Un beau jour, de sortie à la coopérative agricole pour s’y fournir en outils divers, il se fait aborder par un homme de son âge, une quarantaine d’années, un peu grassouillet, blanc et lippu qui l’appelle par le surnom dont il avait été affublé par ses camarades d’école, Nappy, un surnom affreux qui lui rappelle de fâcheux souvenirs d’énurésie. Canning, puisque tel est son nom, enchanté de retrouver son vieux camarade de classe, en dépit du fait qu’il n’évoque rien, mais alors rien, dans la mémoire d’Adam, invite aussitôt celui-ci dans sa propriété. Fasciné par sa réussite (Canning possède un énorme terrain, un 4×4 rutilant et une femme sublime et capricieuse), rongé par la solitude, Adam prendra l’habitude de passer tous les week-ends en compagnie de Canning et de la belle Baby. Le désir qu’il tente en vain de ne pas éprouver pour elle lui donne enfin l’inspiration… Mais Canning semble tremper dans des affaires aussi mystérieuses que louches et Adam ne connaîtra le fin mot de l’histoire que lorsqu’il sera trop tard.

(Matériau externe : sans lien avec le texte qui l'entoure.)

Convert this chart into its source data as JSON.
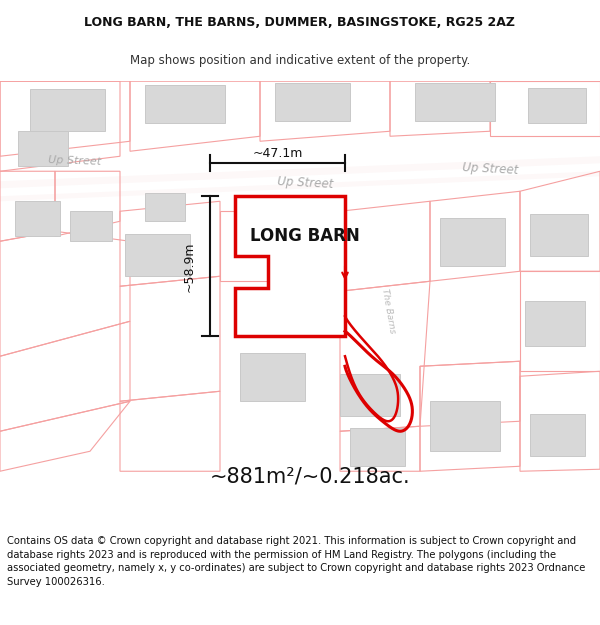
{
  "title_line1": "LONG BARN, THE BARNS, DUMMER, BASINGSTOKE, RG25 2AZ",
  "title_line2": "Map shows position and indicative extent of the property.",
  "area_text": "~881m²/~0.218ac.",
  "label_main": "LONG BARN",
  "label_street_center": "Up Street",
  "label_street_right": "Up Street",
  "label_street_left": "Up Street",
  "label_road_barns": "The Barns",
  "dim_horizontal": "~47.1m",
  "dim_vertical": "~58.9m",
  "footer_text": "Contains OS data © Crown copyright and database right 2021. This information is subject to Crown copyright and database rights 2023 and is reproduced with the permission of HM Land Registry. The polygons (including the associated geometry, namely x, y co-ordinates) are subject to Crown copyright and database rights 2023 Ordnance Survey 100026316.",
  "bg_color": "#ffffff",
  "map_bg": "#ffffff",
  "boundary_color": "#f5a0a0",
  "road_fill_color": "#faf0f0",
  "red_color": "#dd0000",
  "building_color": "#d8d8d8",
  "building_edge": "#c8c8c8",
  "title_fontsize": 9.0,
  "subtitle_fontsize": 8.5,
  "area_fontsize": 15,
  "label_fontsize": 12,
  "footer_fontsize": 7.2,
  "street_label_color": "#aaaaaa",
  "dim_color": "#111111"
}
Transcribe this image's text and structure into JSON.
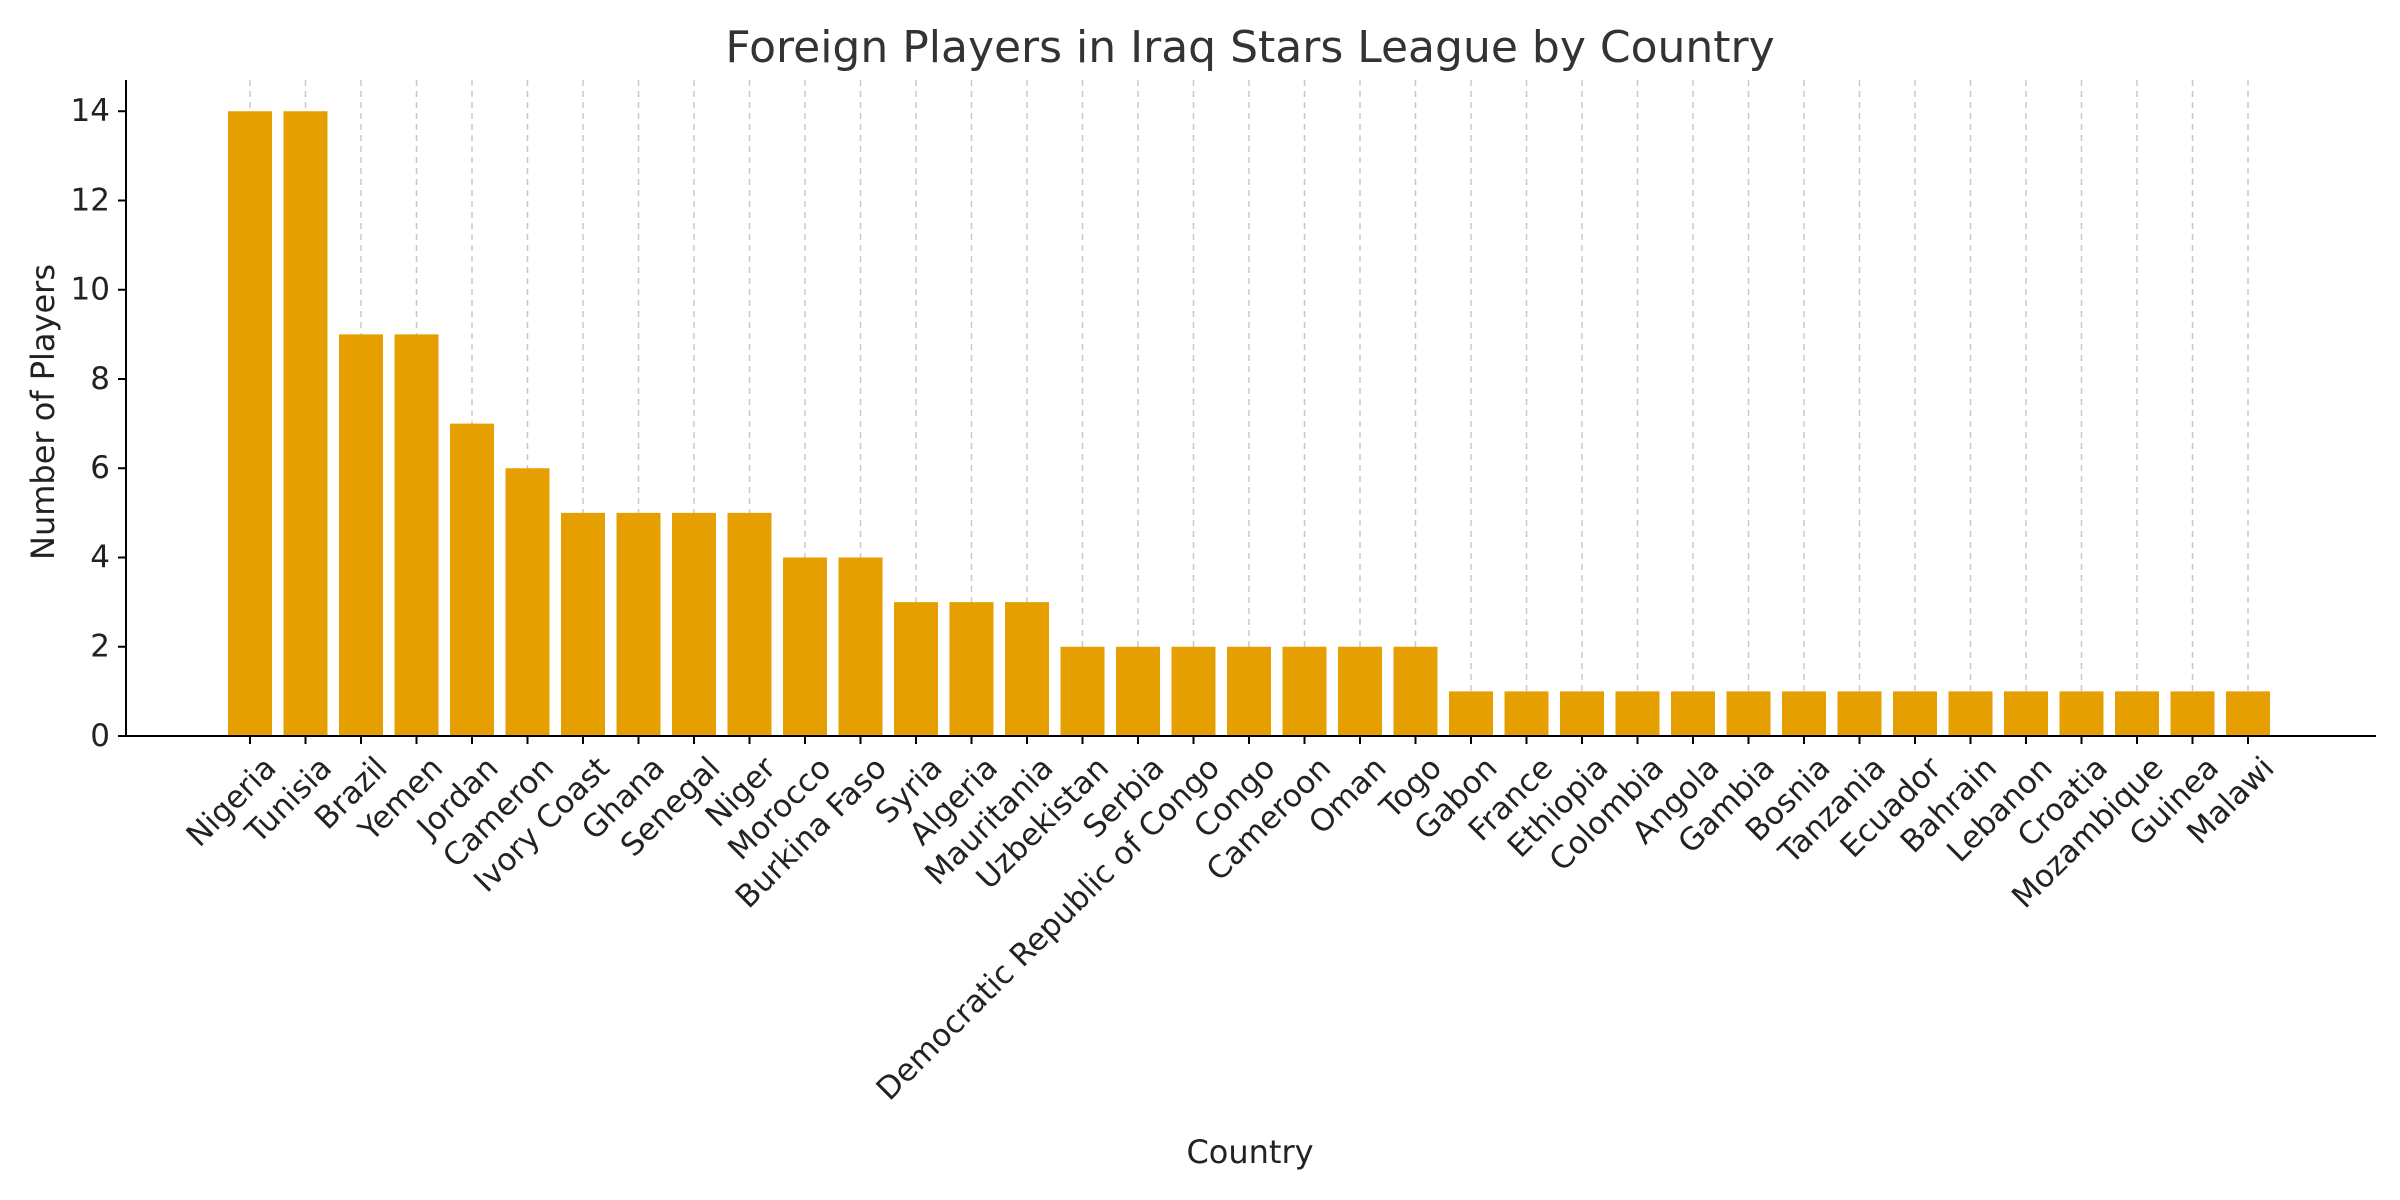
{
  "chart_data": {
    "type": "bar",
    "title": "Foreign Players in Iraq Stars League by Country",
    "xlabel": "Country",
    "ylabel": "Number of Players",
    "ylim": [
      0,
      14.7
    ],
    "yticks": [
      0,
      2,
      4,
      6,
      8,
      10,
      12,
      14
    ],
    "grid": "vertical dashed",
    "bar_color": "#E69F00",
    "categories": [
      "Nigeria",
      "Tunisia",
      "Brazil",
      "Yemen",
      "Jordan",
      "Cameron",
      "Ivory Coast",
      "Ghana",
      "Senegal",
      "Niger",
      "Morocco",
      "Burkina Faso",
      "Syria",
      "Algeria",
      "Mauritania",
      "Uzbekistan",
      "Serbia",
      "Democratic Republic of Congo",
      "Congo",
      "Cameroon",
      "Oman",
      "Togo",
      "Gabon",
      "France",
      "Ethiopia",
      "Colombia",
      "Angola",
      "Gambia",
      "Bosnia",
      "Tanzania",
      "Ecuador",
      "Bahrain",
      "Lebanon",
      "Croatia",
      "Mozambique",
      "Guinea",
      "Malawi"
    ],
    "values": [
      14,
      14,
      9,
      9,
      7,
      6,
      5,
      5,
      5,
      5,
      4,
      4,
      3,
      3,
      3,
      2,
      2,
      2,
      2,
      2,
      2,
      2,
      1,
      1,
      1,
      1,
      1,
      1,
      1,
      1,
      1,
      1,
      1,
      1,
      1,
      1,
      1
    ]
  }
}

Situé en Afrique du Sud, ce roman traite de l’incontournable sujet de l’après-l’apartheid, mais aussi des relations humaines, de l’amitié, du désir, du passé…
Ce roman presque en huis clos, très bien maîtrisé, m’a énormément plu. Galgut sait faire planer une tension de plus en plus palpable, rendue par de petits riens subtils. Bien qu’il passe pour un auteur qui décrit admirablement la situation de son pays, personnellement, ce sont plutôt les interactions humaines qui m’ont intéressée plus que tout, apartheid ou pas…

GALGUT, Damon. L’imposteur. Paris, Olivier, 2010. 298 p.